Some Hate Over Cake’s i18n

I’m really fond of CakePHP’s principles, but I’m too tired of its i18n features. For some reason internationalization, although one of the really major requirements for every framework or CMS, is implemented poorly in most of the systems I’ve worked with. Django had few disadvantages (but few strong points as well) with its django-multilingual, and here it comes Cake with its toolkit for multilingual applications.

Comparing with few Java frameworks + CodeIgniter, I’m pretty aware of using locale-based apps with few languages for dynamic content. It’s ugly as hell most of the times.

The beauty of Cake is mostly its ‘convention over configuration’ and dynamic admin panel generation. Admin panel is pretty neat, although there is no CMS-alike functionality and one should translate/adapt the admin for a project every single time. This is a problem that savant is taking care of, creating a multi-functional and reusable administrative panel. However, nobody has ever thought about creating something advanced like in Django’s admin – data filters, field hiding, form populating module etc. Everything is hardcoded (actually spitted from the code generator, which is fine, automagic should be based on something and code must be there at some point) but not flexible at all except if you don’t rewrite your admin generator.

The other thing is the multilingual content.

Designing i18n stuff in CakePHP is done by Translate behavior. You define your languages in the core file (or bootstrap in older versions) and you use it for localization. Also, your models actAs Translate behavior and you need to define the fields to be translated.

What is missing here is that because of the database normalization, these fields in question are not in the model table, but in the translation one. For that matter you cannot create a multilingual views for add/edit/view/index, because you miss some of the important fields (usually such as name/content that need to be translated in other languages as well). Also, relations in the previous abstraction level with translate tables are done transparently and using find() with translated fields is pretty hardcore.

Croogo is a pretty neat CMS based on Cake. Translation there is modified by Fahad and he had done few changes in the main mechanism. Also, in order to add some translation, you do the following:

  • enter the base material and submit
  • view the material
  • click on a ‘translate’ button
  • select a language to translate in
  • fill data for the language in question

This one ain’t bad, but it requires 5 steps for adding one translation. What if we have 5 languages?
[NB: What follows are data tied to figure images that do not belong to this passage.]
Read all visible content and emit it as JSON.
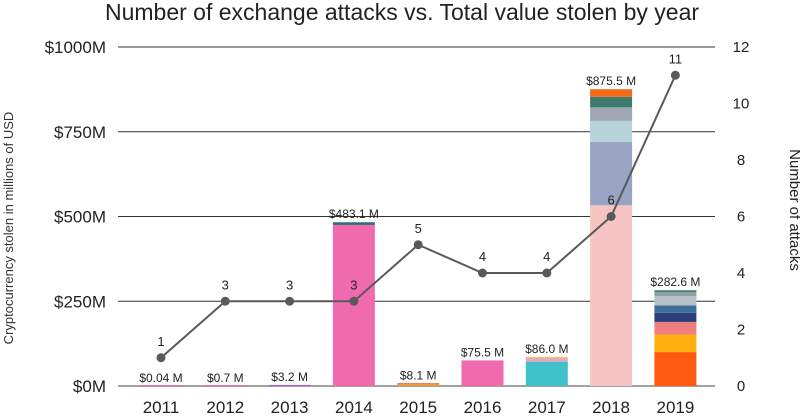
{
  "chart_data": {
    "type": "bar",
    "title": "Number of exchange attacks vs. Total value stolen by year",
    "ylabel": "Cryptocurrency stolen in millions of USD",
    "y2label": "Number of attacks",
    "categories": [
      "2011",
      "2012",
      "2013",
      "2014",
      "2015",
      "2016",
      "2017",
      "2018",
      "2019"
    ],
    "ylim": [
      0,
      1000
    ],
    "y_ticks": [
      0,
      250,
      500,
      750,
      1000
    ],
    "y_tick_labels": [
      "$0M",
      "$250M",
      "$500M",
      "$750M",
      "$1000M"
    ],
    "y2lim": [
      0,
      12
    ],
    "y2_ticks": [
      0,
      2,
      4,
      6,
      8,
      10,
      12
    ],
    "bar_value_labels": [
      "$0.04 M",
      "$0.7 M",
      "$3.2 M",
      "$483.1 M",
      "$8.1 M",
      "$75.5 M",
      "$86.0 M",
      "$875.5 M",
      "$282.6 M"
    ],
    "stacks": [
      [
        {
          "value": 0.04,
          "color": "#f06ab0"
        }
      ],
      [
        {
          "value": 0.7,
          "color": "#f06ab0"
        }
      ],
      [
        {
          "value": 3.2,
          "color": "#b35cc8"
        }
      ],
      [
        {
          "value": 475.1,
          "color": "#f06ab0"
        },
        {
          "value": 8.0,
          "color": "#2b6e7e"
        }
      ],
      [
        {
          "value": 5.1,
          "color": "#f09a2a"
        },
        {
          "value": 3.0,
          "color": "#d95f2a"
        }
      ],
      [
        {
          "value": 75.5,
          "color": "#f06ab0"
        }
      ],
      [
        {
          "value": 72.0,
          "color": "#3ec1c9"
        },
        {
          "value": 8.0,
          "color": "#f4a3b4"
        },
        {
          "value": 3.0,
          "color": "#c6a8d6"
        },
        {
          "value": 3.0,
          "color": "#f5c04a"
        }
      ],
      [
        {
          "value": 533,
          "color": "#f7c4c4"
        },
        {
          "value": 187,
          "color": "#99a3c2"
        },
        {
          "value": 62,
          "color": "#b7d3da"
        },
        {
          "value": 40,
          "color": "#9ea7b3"
        },
        {
          "value": 31,
          "color": "#3f7b6d"
        },
        {
          "value": 22.5,
          "color": "#f26a1a"
        }
      ],
      [
        {
          "value": 100,
          "color": "#ff5a10"
        },
        {
          "value": 52,
          "color": "#ffb010"
        },
        {
          "value": 37,
          "color": "#f08080"
        },
        {
          "value": 27,
          "color": "#2a3f7a"
        },
        {
          "value": 22,
          "color": "#3e6f9a"
        },
        {
          "value": 27,
          "color": "#b8c0c8"
        },
        {
          "value": 12,
          "color": "#8fa0a8"
        },
        {
          "value": 5.6,
          "color": "#3f8a6d"
        }
      ]
    ],
    "series": [
      {
        "name": "Number of attacks",
        "axis": "right",
        "values": [
          1,
          3,
          3,
          3,
          5,
          4,
          4,
          6,
          11
        ],
        "value_labels": [
          "1",
          "3",
          "3",
          "3",
          "5",
          "4",
          "4",
          "6",
          "11"
        ],
        "color": "#595959"
      }
    ],
    "grid": true
  }
}
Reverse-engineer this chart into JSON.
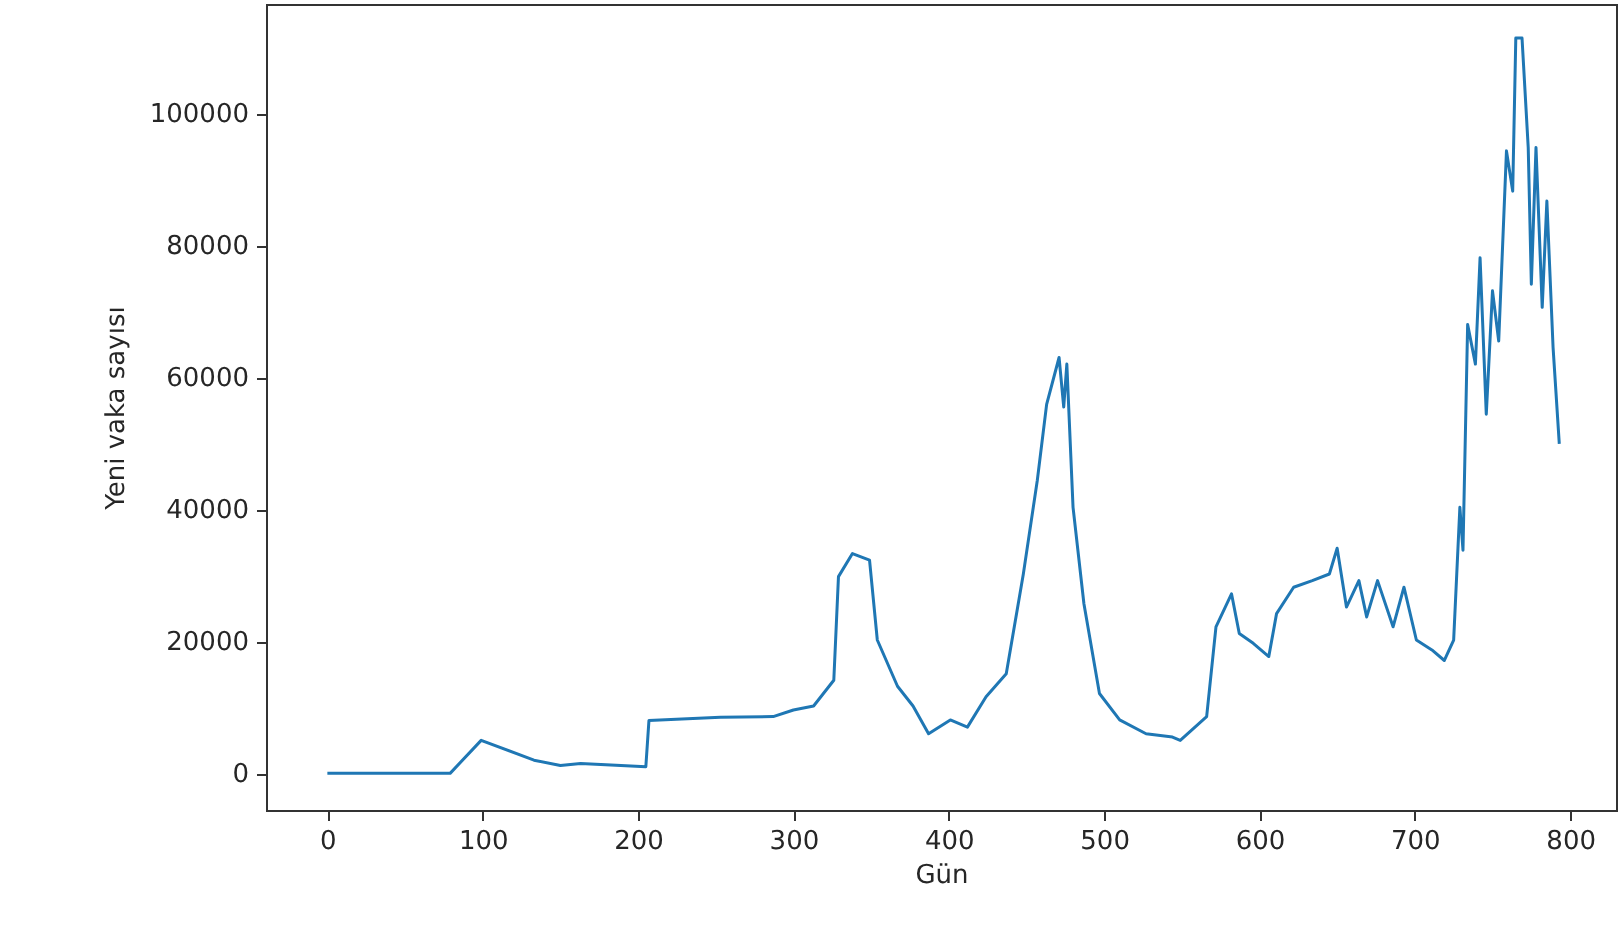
{
  "chart_data": {
    "type": "line",
    "xlabel": "Gün",
    "ylabel": "Yeni vaka sayısı",
    "xlim": [
      -39.5,
      829.5
    ],
    "ylim": [
      -5550,
      116550
    ],
    "xticks": [
      0,
      100,
      200,
      300,
      400,
      500,
      600,
      700,
      800
    ],
    "yticks": [
      0,
      20000,
      40000,
      60000,
      80000,
      100000
    ],
    "grid": false,
    "series": [
      {
        "color": "#1f77b4",
        "x": [
          0,
          79,
          99,
          133,
          150,
          163,
          205,
          207,
          253,
          287,
          300,
          313,
          326,
          329,
          338,
          349,
          354,
          367,
          377,
          387,
          401,
          412,
          424,
          437,
          448,
          457,
          463,
          471,
          474,
          476,
          480,
          487,
          497,
          510,
          527,
          544,
          549,
          566,
          572,
          582,
          587,
          596,
          606,
          611,
          622,
          634,
          645,
          650,
          656,
          664,
          669,
          676,
          686,
          693,
          701,
          711,
          719,
          725,
          729,
          731,
          734,
          739,
          742,
          746,
          750,
          754,
          759,
          763,
          765,
          769,
          773,
          775,
          778,
          782,
          785,
          789,
          793
        ],
        "values": [
          0,
          0,
          5000,
          2000,
          1200,
          1500,
          1000,
          8000,
          8500,
          8600,
          9600,
          10200,
          14100,
          29800,
          33300,
          32300,
          20200,
          13200,
          10200,
          6000,
          8100,
          7000,
          11600,
          15100,
          30200,
          44400,
          55900,
          63000,
          55500,
          62000,
          40300,
          25700,
          12100,
          8100,
          6000,
          5500,
          5000,
          8600,
          22200,
          27200,
          21200,
          19700,
          17700,
          24200,
          28200,
          29200,
          30200,
          34100,
          25200,
          29200,
          23700,
          29200,
          22200,
          28200,
          20200,
          18700,
          17100,
          20200,
          40300,
          33800,
          68000,
          62000,
          78100,
          54400,
          73100,
          65500,
          94300,
          88200,
          111400,
          111400,
          94800,
          74100,
          94800,
          70600,
          86700,
          64500,
          49900
        ]
      }
    ]
  }
}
Django’s multilingual module is better in my opinion. It iterates over the languages and it outputs all translatable fields for every language in one page. When you add content, you could insert the whole data in one window or skip the unnecessary details at first. That’s a better one. However, Django has a different approach (the one that jose is taking into consideration – actually creating database over the models and not MVC over a database). This way connection between fields for translation could be predefined in a smarter way.

Why should all of that be so hard? Cake needs to be rapid and DRY and KISS, but admin needs to be changed every time, translation is tough to configure, administration is not straight-forward with its acl (and tens of auth modules). Croogo does a good job with putting all of that in one package, but it’s too heavy sometimes (Cake is not the fastest framework after all). I really need there is a place left for a good i18n module, some killing-auth lib and a better convention definition for even more rapid dev.